Ayer publiqué un artículo probablemente precipitado en el que vertía una dura crítica contra un sacerdote, Emilio-Jesús Montes Romero, cura-párroco de la Parroquia del Cristo de Valdepeñas, cuyo vídeo dirigiéndose a los feligreses para animarles a la generosidad con la parroquia tras unas costosas obras se hizo, como suele decirse, viral.
Y mi reacción fue, con toda probabilidad, injusta, al menos en el sentido profesional de que obvié todo contexto y ni siquiera tuve la prudencia de hablar con el protagonista para conocer su versión.
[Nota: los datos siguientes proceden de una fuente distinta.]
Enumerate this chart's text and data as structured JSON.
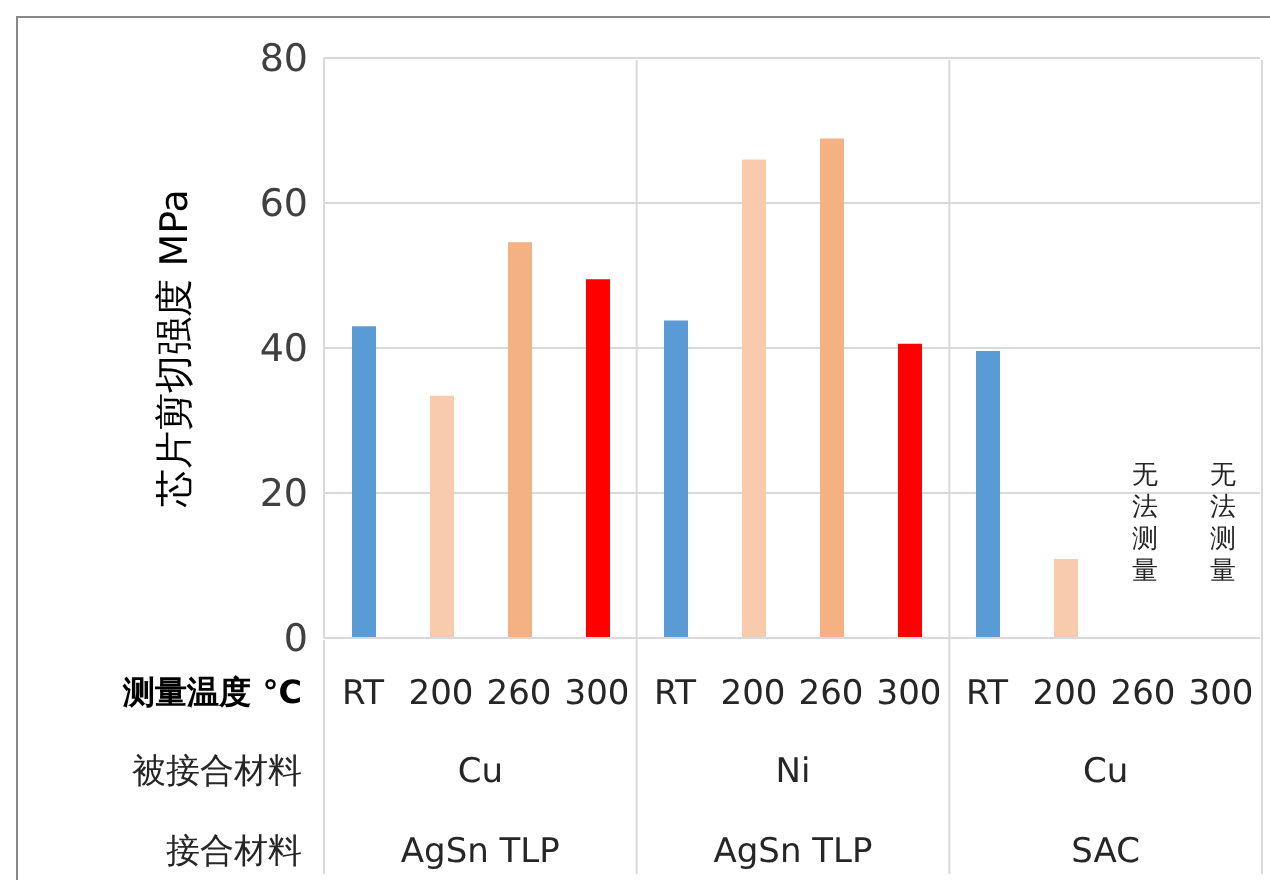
{
  "chart_data": {
    "type": "bar",
    "ylabel": "芯片剪切强度  MPa",
    "xlabel": "测量温度 °C",
    "categories": [
      "RT",
      "200",
      "260",
      "300",
      "RT",
      "200",
      "260",
      "300",
      "RT",
      "200",
      "260",
      "300"
    ],
    "values": [
      43.0,
      33.4,
      54.6,
      49.5,
      43.8,
      66.0,
      68.9,
      40.6,
      39.6,
      10.9,
      null,
      null
    ],
    "colors": [
      "#5b9bd5",
      "#f8cbad",
      "#f4b183",
      "#ff0000",
      "#5b9bd5",
      "#f8cbad",
      "#f4b183",
      "#ff0000",
      "#5b9bd5",
      "#f8cbad",
      "#f4b183",
      "#ff0000"
    ],
    "ylim": [
      0,
      80
    ],
    "yticks": [
      0,
      20,
      40,
      60,
      80
    ],
    "grid": "y",
    "legend": false,
    "annotations": [
      "被接合材料",
      "接合材料",
      "Cu",
      "Ni",
      "Cu",
      "AgSn TLP",
      "AgSn TLP",
      "SAC",
      "无法测量",
      "无法测量"
    ]
  }
}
No me excusa en absoluto el hecho de que uno no siempre esté en condiciones de tratar todos los temas con la diligencia profesional que merecen, sobre todo por razones de tiempo y medios. Por eso quiero pedir disculpas a los lectores por mi negligencia y, especialmente, a don Emilio por todos los juicios temerarios y poco caritativos que vertí en estas páginas. Mea culpa.
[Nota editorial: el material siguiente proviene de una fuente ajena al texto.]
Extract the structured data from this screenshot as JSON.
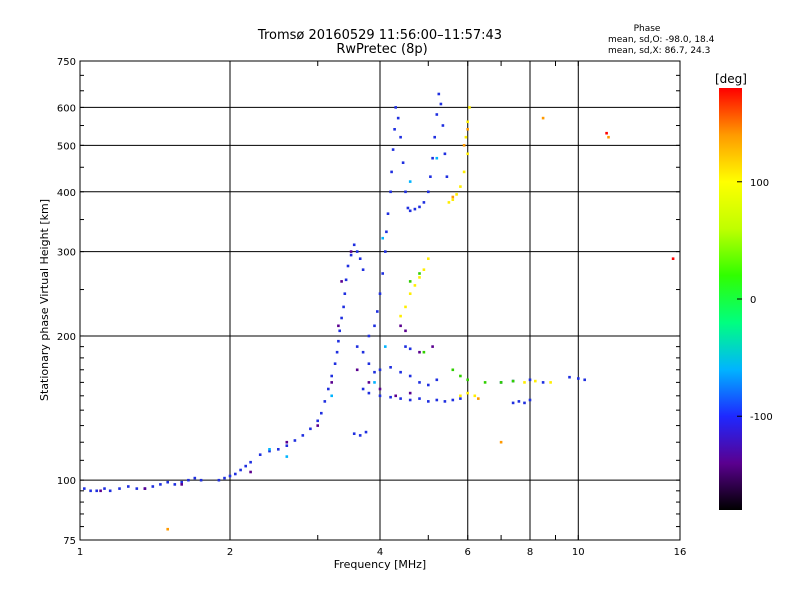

En realidad, el blanco de mi crítica no iba dirigido a este sacerdote en concreto, cuyo caso usé como la proverbial anécdota que me permitía hablar de algo mayor y más universal, algo que llevamos viviendo desde los bancos desde hace mucho tiempo y que se ha intensificado con las restricciones impuestas con la excusa de la pandemia.
Nada de esto me justifica, por lo que querría disculparme personal, pero también públicamente con don Emilio, aunque añadiendo que sus palabras no me parecieron, en cualquier caso, las más oportunas.